Две с половиной, кажется. Далай-лама сел, чуть сгорбясь, обводит зал взглядом, слева направо, кивает поверх очков, улыбается. Дуга завершилась. На мне. Кивает, в глаза смотрит. Нет, не в мои, конечно. Оглядываюсь. Никого рядом, один у стены. Поднимаю глаза.

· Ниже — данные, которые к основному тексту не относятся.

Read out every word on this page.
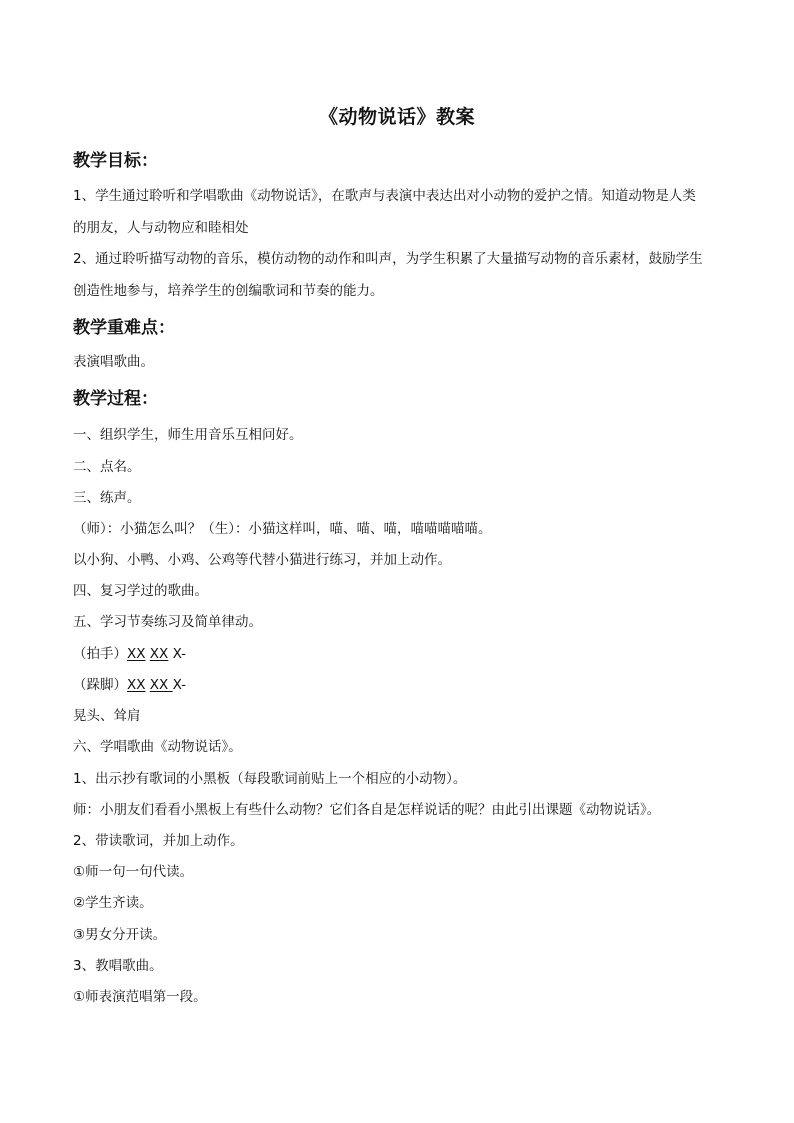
《动物说话》教案
教学目标：
1、学生通过聆听和学唱歌曲《动物说话》，在歌声与表演中表达出对小动物的爱护之情。知道动物是人类
的朋友，人与动物应和睦相处
2、通过聆听描写动物的音乐，模仿动物的动作和叫声，为学生积累了大量描写动物的音乐素材，鼓励学生
创造性地参与，培养学生的创编歌词和节奏的能力。
教学重难点：
表演唱歌曲。
教学过程：
一、组织学生，师生用音乐互相问好。
二、点名。
三、练声。
（师）：小猫怎么叫？（生）：小猫这样叫，喵、喵、喵，喵喵喵喵喵。
以小狗、小鸭、小鸡、公鸡等代替小猫进行练习，并加上动作。
四、复习学过的歌曲。
五、学习节奏练习及简单律动。
（拍手）XX XX X-
（跺脚）XX XX X-
晃头、耸肩
六、学唱歌曲《动物说话》。
1、出示抄有歌词的小黑板（每段歌词前贴上一个相应的小动物）。
师：小朋友们看看小黑板上有些什么动物？它们各自是怎样说话的呢？由此引出课题《动物说话》。
2、带读歌词，并加上动作。
①师一句一句代读。
②学生齐读。
③男女分开读。
3、教唱歌曲。
①师表演范唱第一段。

Смотрит, кивает. Ему киваю. Улыбаемся. Десять секунд, двадцать. Идут минуты. Может, он где-то не здесь, в мыслях? Бросил в песок якорек взгляда, дрейфует, покачиваясь? Нет, не обманешь себя, не просто смотрит: этот нагрев с покалыванием, как легкий ток пробирает, волнами, слой за слоем, будто в такт покачиванию. Губернатор края идет к кафедре. Вижу его углом глаза и возвращаюсь: смотрит, не отводя. Голова отвернута от зала, к левой его стороне – почти затылком сидит. Это видят. Видят и то, как один за другим идут к кафедре выступающие, останавливаясь перед ним с кратким словом, а он смотрит мимо, будто не замечает, не слышит. С полчаса уже это длится. Видят, поглядывают на меня. Что ж происходит? Что я чувствую? Поверх мыслей. Потому что они скользят, как по льду, с разведенными руками. Сейчас. Нет опоры. Ну, хорошо, допустим. Я один в этом зале от них отличен. Раз. Вид мой – лицо, одежда, может быть, способ быть – не здешний, но и не тамошний, европейский, а под углом как-то к тому и другому. И к третьему. Ну, допустим. Два. Стою у сцены, в первых рядах, где ламы и близкие гости. Но стою у стены, чуть в стороне от них, сидящих. Три. Все это вместе, наверно, может привлечь взгляд – секунд на пять. Взгляд глаза в глаза, молча, дольше минуты – это уже не взгляд. Его – тем более. Да еще и здесь, отвернувшись от всех, кто шел к нему месяцами. Тут, наверно, пол-Кайлаша сидит, если весь этот психокосмос сложить. Со многими из них у него близкие отношения. Кто я на их фоне? Магнитная аномалия, воронка энергии? Или, напротив, тянусь, надрывая жилы, жизнью – к нему, вопросом? Нет ведь. Праздно стою, даже беспечно как-то. Что же тогда? Может, он говорит мне нечто, а я не слышу? Нет, не это.